A imagem veio do blog Correio-Mor
Sou do tempo das papas. Com farinha, leite, açúcar e pouco mais fazia-se uma bela papa, quer fosse de farinha maizena, farinha de milho, torrada, flocos de aveia, tapioca ou a 33, todas faziam parte do espectro culinário de casa dos meus pais.
Já existiam os corn flakes, mas eram uma espécie de estrangeirismo pouco presente e durante anos as únicas inovações foram o Cerelac e o Nestum, que gozaram também de alguma fama.
As coisas que andam ao nosso lado desde que nascemos, não merecem muita atenção e assim, as primeiras papas em que reparei, não eram feitas para mim, mas sim para uma das 2 bisavós que conheci. A avó Florinda.
Recordo-a já quase sempre acamada, e quando se levantava parecia uma personagem de filme. Sempre de preto, sempre sisuda ou mesmo zangada, já muito avançada na idade e com os achaques próprios. Por certo que exagero, mas acho que vivia de papas e eu gostava de rapar o tacho onde a minha avó (sua nora) preparava aquela comida rústica, diferente das que comia em minha casa (seria de água em vez de leite?), com um toque de sal sobre o doce do açúcar e com uma mancha amarelada da manteiga a derreter.
Em casa dos meus pais, uma vez por semana o jantar era papa. Uma das listadas acima e embora eu não conhecesse mais ninguém que fizesse uma refeição semanal, sem carne nem peixe, sempre me pareceu uma coisa natural.
No entanto, depois de sair de casa poucas ou nenhumas refeições destas eu fiz.
Hoje, existem inúmeras marcas de cereais e coisas aparentadas, com nomes sonantes, anúncios caros, promessas de saude e elegância, mas não me seduzem e nunca lhes toco. Como papas, mas não dessas.
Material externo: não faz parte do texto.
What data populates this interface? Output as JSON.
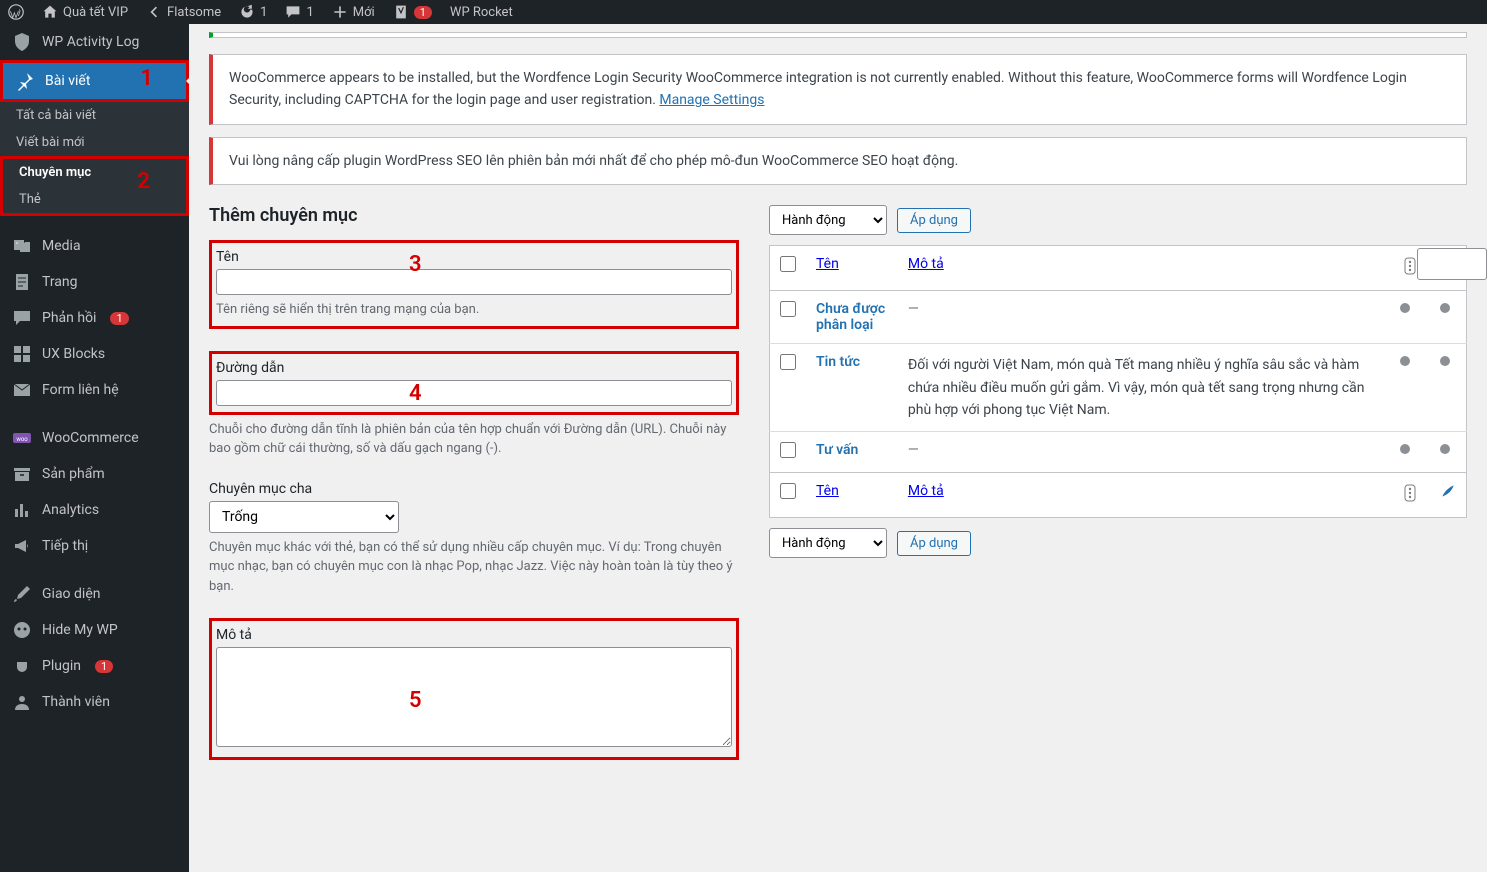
{
  "topbar": {
    "site_name": "Quà tết VIP",
    "theme_name": "Flatsome",
    "updates_count": "1",
    "comments_count": "1",
    "new_label": "Mới",
    "yoast_count": "1",
    "wprocket_label": "WP Rocket"
  },
  "annotations": {
    "a1": "1",
    "a2": "2",
    "a3": "3",
    "a4": "4",
    "a5": "5"
  },
  "sidebar": {
    "activity_log": "WP Activity Log",
    "posts": "Bài viết",
    "posts_sub": {
      "all": "Tất cả bài viết",
      "new": "Viết bài mới",
      "categories": "Chuyên mục",
      "tags": "Thẻ"
    },
    "media": "Media",
    "pages": "Trang",
    "comments": "Phản hồi",
    "comments_badge": "1",
    "ux_blocks": "UX Blocks",
    "forms": "Form liên hệ",
    "woocommerce": "WooCommerce",
    "products": "Sản phẩm",
    "analytics": "Analytics",
    "marketing": "Tiếp thị",
    "appearance": "Giao diện",
    "hidemywp": "Hide My WP",
    "plugins": "Plugin",
    "plugins_badge": "1",
    "users": "Thành viên"
  },
  "notices": {
    "wordfence": "WooCommerce appears to be installed, but the Wordfence Login Security WooCommerce integration is not currently enabled. Without this feature, WooCommerce forms will Wordfence Login Security, including CAPTCHA for the login page and user registration. ",
    "wordfence_link": "Manage Settings",
    "seo": "Vui lòng nâng cấp plugin WordPress SEO lên phiên bản mới nhất để cho phép mô-đun WooCommerce SEO hoạt động."
  },
  "form": {
    "heading": "Thêm chuyên mục",
    "name_label": "Tên",
    "name_help": "Tên riêng sẽ hiển thị trên trang mạng của bạn.",
    "slug_label": "Đường dẫn",
    "slug_help": "Chuỗi cho đường dẫn tĩnh là phiên bản của tên hợp chuẩn với Đường dẫn (URL). Chuỗi này bao gồm chữ cái thường, số và dấu gạch ngang (-).",
    "parent_label": "Chuyên mục cha",
    "parent_none": "Trống",
    "parent_help": "Chuyên mục khác với thẻ, bạn có thể sử dụng nhiều cấp chuyên mục. Ví dụ: Trong chuyên mục nhạc, bạn có chuyên mục con là nhạc Pop, nhạc Jazz. Việc này hoàn toàn là tùy theo ý bạn.",
    "desc_label": "Mô tả"
  },
  "table": {
    "bulk_label": "Hành động",
    "apply_label": "Áp dụng",
    "col_name": "Tên",
    "col_desc": "Mô tả",
    "rows": [
      {
        "name": "Chưa được phân loại",
        "desc": "—"
      },
      {
        "name": "Tin tức",
        "desc": "Đối với người Việt Nam, món quà Tết mang nhiều ý nghĩa sâu sắc và hàm chứa nhiều điều muốn gửi gắm. Vì vậy, món quà tết sang trọng nhưng cần phù hợp với phong tục Việt Nam."
      },
      {
        "name": "Tư vấn",
        "desc": "—"
      }
    ]
  }
}
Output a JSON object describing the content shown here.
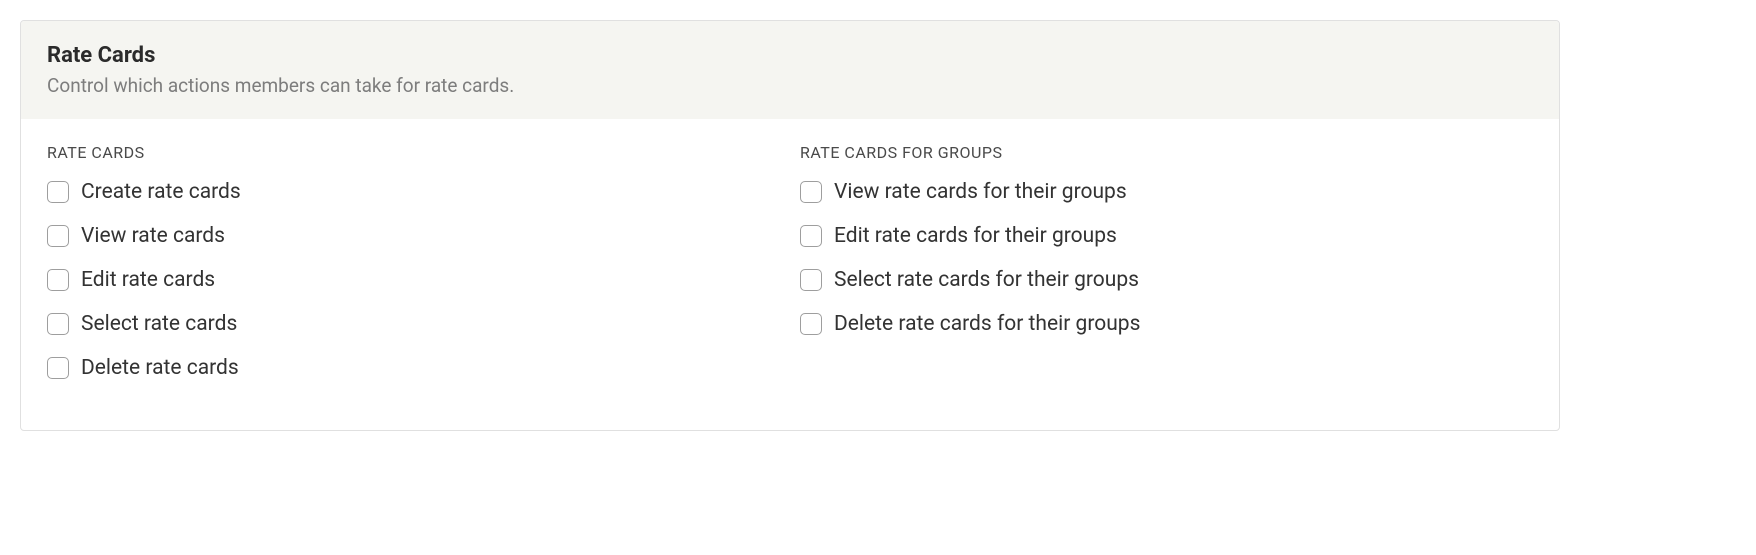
{
  "header": {
    "title": "Rate Cards",
    "subtitle": "Control which actions members can take for rate cards."
  },
  "columns": {
    "left": {
      "heading": "RATE CARDS",
      "options": [
        {
          "label": "Create rate cards"
        },
        {
          "label": "View rate cards"
        },
        {
          "label": "Edit rate cards"
        },
        {
          "label": "Select rate cards"
        },
        {
          "label": "Delete rate cards"
        }
      ]
    },
    "right": {
      "heading": "RATE CARDS FOR GROUPS",
      "options": [
        {
          "label": "View rate cards for their groups"
        },
        {
          "label": "Edit rate cards for their groups"
        },
        {
          "label": "Select rate cards for their groups"
        },
        {
          "label": "Delete rate cards for their groups"
        }
      ]
    }
  }
}
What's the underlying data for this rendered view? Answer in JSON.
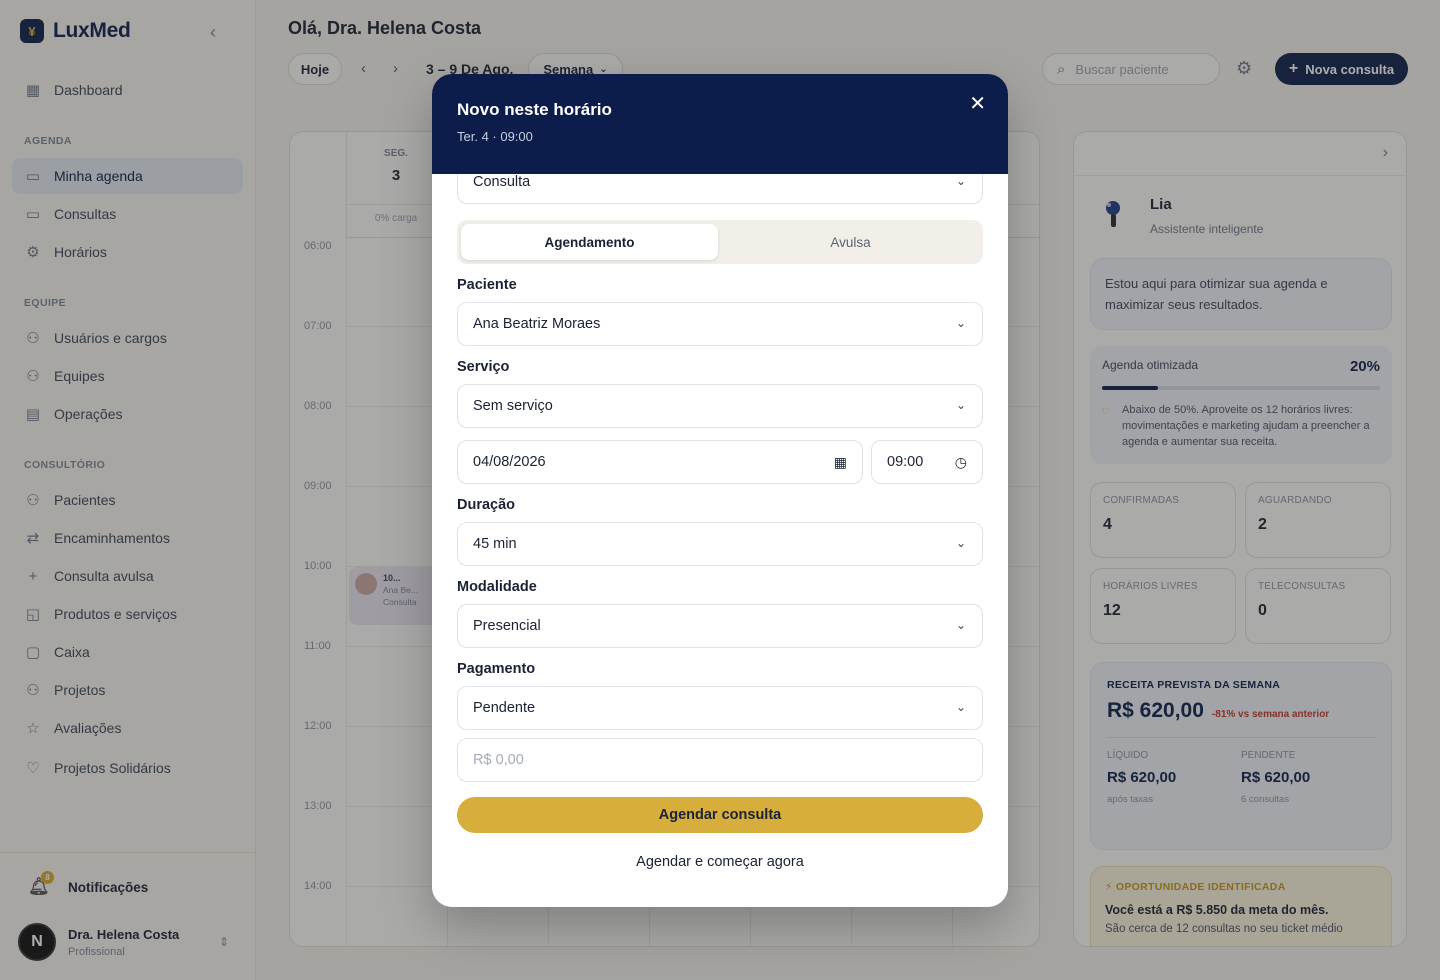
{
  "brand": {
    "name": "LuxMed",
    "logo_glyph": "¥"
  },
  "sidebar": {
    "top": [
      {
        "label": "Dashboard",
        "icon": "grid-icon"
      }
    ],
    "sections": [
      {
        "title": "AGENDA",
        "items": [
          {
            "label": "Minha agenda",
            "icon": "calendar-icon",
            "active": true
          },
          {
            "label": "Consultas",
            "icon": "calendar-clock-icon"
          },
          {
            "label": "Horários",
            "icon": "gear-icon"
          }
        ]
      },
      {
        "title": "EQUIPE",
        "items": [
          {
            "label": "Usuários e cargos",
            "icon": "users-icon"
          },
          {
            "label": "Equipes",
            "icon": "users-icon"
          },
          {
            "label": "Operações",
            "icon": "building-icon"
          }
        ]
      },
      {
        "title": "CONSULTÓRIO",
        "items": [
          {
            "label": "Pacientes",
            "icon": "users-icon"
          },
          {
            "label": "Encaminhamentos",
            "icon": "referral-icon"
          },
          {
            "label": "Consulta avulsa",
            "icon": "plus-icon"
          },
          {
            "label": "Produtos e serviços",
            "icon": "bag-icon"
          },
          {
            "label": "Caixa",
            "icon": "cashbox-icon"
          },
          {
            "label": "Projetos",
            "icon": "users-icon"
          },
          {
            "label": "Avaliações",
            "icon": "star-icon"
          },
          {
            "label": "Projetos Solidários",
            "icon": "heart-icon"
          }
        ]
      }
    ],
    "notifications": {
      "label": "Notificações",
      "count": "8"
    },
    "user": {
      "initial": "N",
      "name": "Dra. Helena Costa",
      "role": "Profissional"
    }
  },
  "header": {
    "greeting": "Olá, Dra. Helena Costa",
    "today_label": "Hoje",
    "range": "3 – 9 De Ago.",
    "view_label": "Semana",
    "search_placeholder": "Buscar paciente",
    "new_button": "Nova consulta"
  },
  "calendar": {
    "days": [
      {
        "name": "SEG.",
        "num": "3",
        "load": "0% carga"
      },
      {
        "name": "",
        "num": "",
        "load": ""
      },
      {
        "name": "",
        "num": "",
        "load": ""
      },
      {
        "name": "",
        "num": "",
        "load": ""
      },
      {
        "name": "",
        "num": "",
        "load": ""
      },
      {
        "name": "",
        "num": "",
        "load": ""
      },
      {
        "name": "",
        "num": "",
        "load": ""
      }
    ],
    "times": [
      "06:00",
      "07:00",
      "08:00",
      "09:00",
      "10:00",
      "11:00",
      "12:00",
      "13:00",
      "14:00"
    ],
    "event": {
      "title": "10...",
      "patient": "Ana Be...",
      "type": "Consulta"
    }
  },
  "assistant": {
    "name": "Lia",
    "subtitle": "Assistente inteligente",
    "message": "Estou aqui para otimizar sua agenda e maximizar seus resultados.",
    "optimized_label": "Agenda otimizada",
    "optimized_pct": "20%",
    "optimized_fraction": 0.2,
    "optimized_tip": "Abaixo de 50%. Aproveite os 12 horários livres: movimentações e marketing ajudam a preencher a agenda e aumentar sua receita."
  },
  "stats": [
    {
      "label": "CONFIRMADAS",
      "value": "4"
    },
    {
      "label": "AGUARDANDO",
      "value": "2"
    },
    {
      "label": "HORÁRIOS LIVRES",
      "value": "12"
    },
    {
      "label": "TELECONSULTAS",
      "value": "0"
    }
  ],
  "revenue": {
    "title": "RECEITA PREVISTA DA SEMANA",
    "amount": "R$ 620,00",
    "delta": "-81% vs semana anterior",
    "net_label": "LÍQUIDO",
    "net_value": "R$ 620,00",
    "net_note": "após taxas",
    "pending_label": "PENDENTE",
    "pending_value": "R$ 620,00",
    "pending_note": "6 consultas"
  },
  "opportunity": {
    "title": "OPORTUNIDADE IDENTIFICADA",
    "headline": "Você está a R$ 5.850 da meta do mês.",
    "body": "São cerca de 12 consultas no seu ticket médio"
  },
  "modal": {
    "title": "Novo neste horário",
    "subtitle": "Ter. 4 · 09:00",
    "type_value": "Consulta",
    "tabs": [
      "Agendamento",
      "Avulsa"
    ],
    "patient_label": "Paciente",
    "patient_value": "Ana Beatriz Moraes",
    "service_label": "Serviço",
    "service_value": "Sem serviço",
    "date_value": "04/08/2026",
    "time_value": "09:00",
    "duration_label": "Duração",
    "duration_value": "45 min",
    "modality_label": "Modalidade",
    "modality_value": "Presencial",
    "payment_label": "Pagamento",
    "payment_value": "Pendente",
    "amount_placeholder": "R$ 0,00",
    "primary_button": "Agendar consulta",
    "secondary_button": "Agendar e começar agora"
  },
  "colors": {
    "navy": "#0c1d4b",
    "gold": "#d7ad3b"
  }
}
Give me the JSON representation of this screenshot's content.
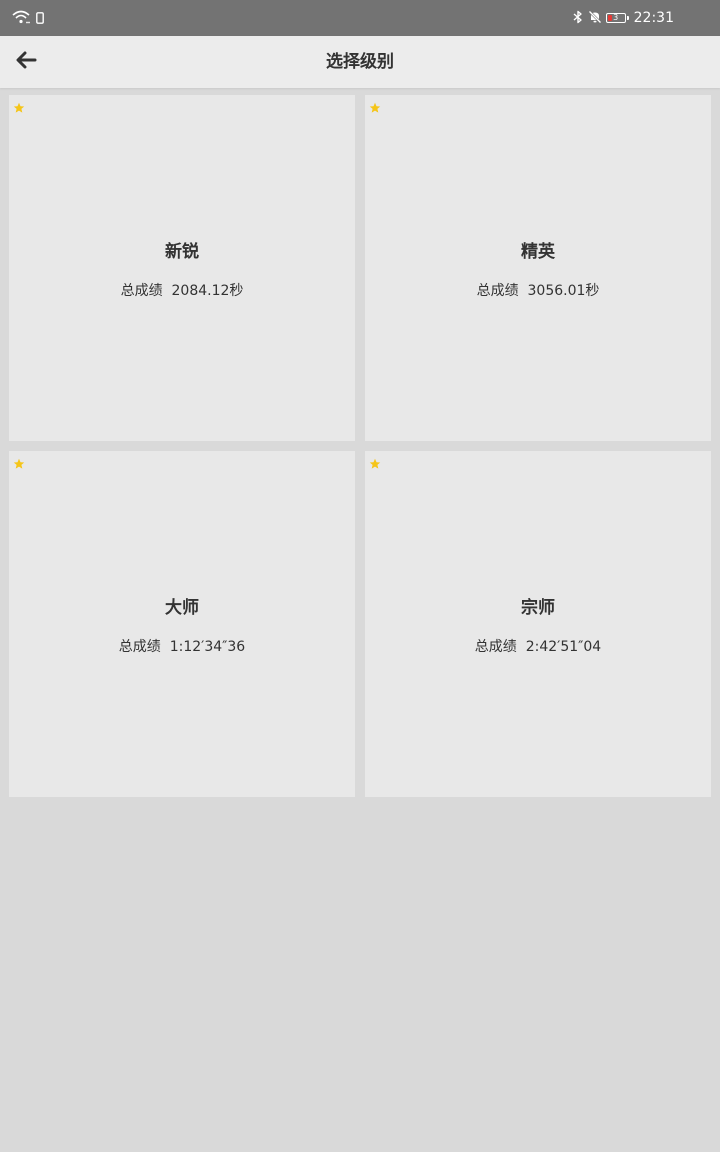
{
  "status_bar": {
    "time": "22:31",
    "battery_level": "3",
    "icons": [
      "wifi-icon",
      "phone-icon",
      "bluetooth-icon",
      "bell-muted-icon",
      "battery-icon"
    ]
  },
  "app_bar": {
    "title": "选择级别",
    "back_icon": "arrow-left-icon"
  },
  "colors": {
    "star": "#f5c518",
    "status_bar_bg": "#737373",
    "background": "#d9d9d9",
    "card_bg": "#e8e8e8"
  },
  "levels": [
    {
      "title": "新锐",
      "score_label": "总成绩",
      "score": "2084.12秒",
      "starred": true
    },
    {
      "title": "精英",
      "score_label": "总成绩",
      "score": "3056.01秒",
      "starred": true
    },
    {
      "title": "大师",
      "score_label": "总成绩",
      "score": "1:12′34″36",
      "starred": true
    },
    {
      "title": "宗师",
      "score_label": "总成绩",
      "score": "2:42′51″04",
      "starred": true
    }
  ]
}
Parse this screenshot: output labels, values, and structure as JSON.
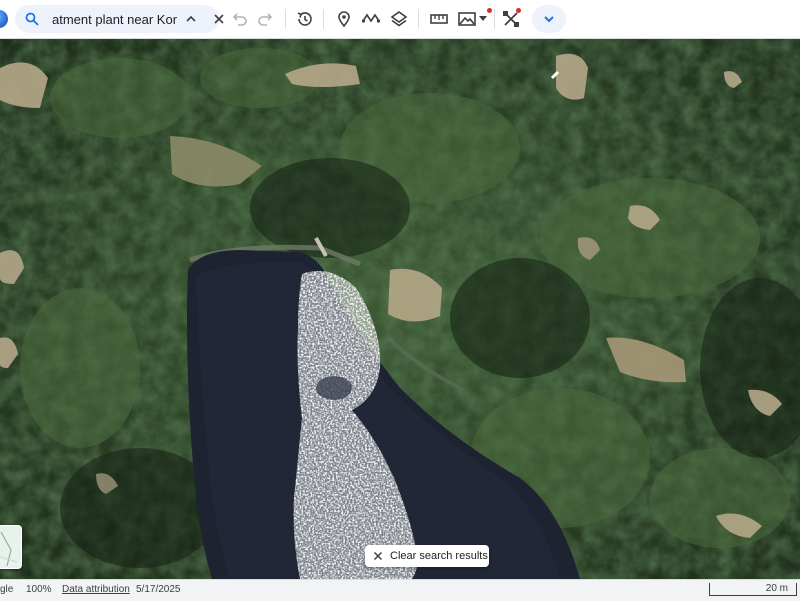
{
  "search": {
    "value": "atment plant near Kor"
  },
  "toolbar": {
    "buttons": [
      {
        "name": "undo",
        "icon": "undo-icon",
        "enabled": false
      },
      {
        "name": "redo",
        "icon": "redo-icon",
        "enabled": false
      },
      {
        "name": "historical-imagery",
        "icon": "history-icon"
      },
      {
        "name": "add-placemark",
        "icon": "placemark-icon"
      },
      {
        "name": "add-path",
        "icon": "path-icon"
      },
      {
        "name": "layers",
        "icon": "layers-icon"
      },
      {
        "name": "measure",
        "icon": "ruler-icon"
      },
      {
        "name": "map-style",
        "icon": "mountain-icon"
      },
      {
        "name": "tools",
        "icon": "tools-icon"
      },
      {
        "name": "expand",
        "icon": "chevron-down-icon"
      }
    ],
    "accent_color": "#1a73e8",
    "notification_color": "#d93025"
  },
  "chip": {
    "label": "Clear search results"
  },
  "status": {
    "brand_fragment": "gle",
    "zoom": "100%",
    "attribution": "Data attribution",
    "date": "5/17/2025",
    "scale": "20 m"
  }
}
Com a minha tardia descoberta do Algarve, acabei por encontrar o xerém e gostei muito. Uma coisa diferente para quem nunca vira papas salgadas, mas que me agradou de sobremaneira. Mais tarde,em Cabo Verde reencontrei a versão local do dito preparado algarvio, onde até o leite de coco comparece. Também muito bom e de alguma forma veio consolidar essa ideia das papas em versão alargada, a que não pode escapar outra grande variante, o pirão.
Recentemente na preguiça das refeições solitárias, permiti-me avançar nesse tema, principalmente porque ao arrumar o armário das mercearias encontrei 3 embalagens de sêmola de milho, quando procurava masa harina para fazer tortillas.
Não encontrei masa e como a sêmola não serve para as tortillas, tenho-a usado para refeições que não apresentaria a ninguém, mas que me agradam muito pelo sabor e pelo conforto associado.
Papas de salsichas com couve lombarda.
Cozi salsichas frescas, barriga de porco, couve lombarda e cenouras, num caldo aromatizado por cebola, alho, louro e cravinho e depois de pronto, separei o caldo do resto. Parti o que se podia partir e fiz umas papas de milho com o caldo
Comecei por deitar numa tigela um copo com sêmola de milho e dois de água. Mexi e deixei assim, para o milho ensopar a àgua.
Depois, levei o caldo a ferver, juntei a sêmola ensopada e mexi bem. Deixei o milho cozer durante 30 minutos, tendo o cuidado de ir mexendo para não se pegar ao fundo. Uma vez a papa pronta ( ao provar deixa de parecer areia... ) juntei as carnes, os legumes partidos e umas folhas de hortelã. Claro que acabei com um bom fio de azeite e comi com colher.
Já fiz o mesmo com os restos duma moqueca de frango e ficou delicioso. Ambos merecerão repetições para breve.
Passado ou futuro? Que interessa? É preciso é deixar as modernices e trazer sempre por perto aquilo que achamos bom, seja lá qual for a moda.
Se estes textos se prolongam acabo por parecer um velho reaça a louvar o que passou, e não sou nada disso. No entanto, estas gastro-memórias deixam-me com saudades de coisas que, infelizmente, se perderam e hoje nem sabemos porquê.
Com a sêmola de milho lá em casa fazem-se umas papas doces que se polvilham com canela tipo arroz doce, e também se faziam em casa da minha mãe umas papas de milho com as folhas migadas do caldo verde, que não faziam as delícias dos mais novos mas com que os mais velhos se regalavam :)
ReplyDeleteHá muitas coisas assim. Comidas que nos dão em miúdos e não entendemos que graça têm. Depois, um dia, fazem-nos falta.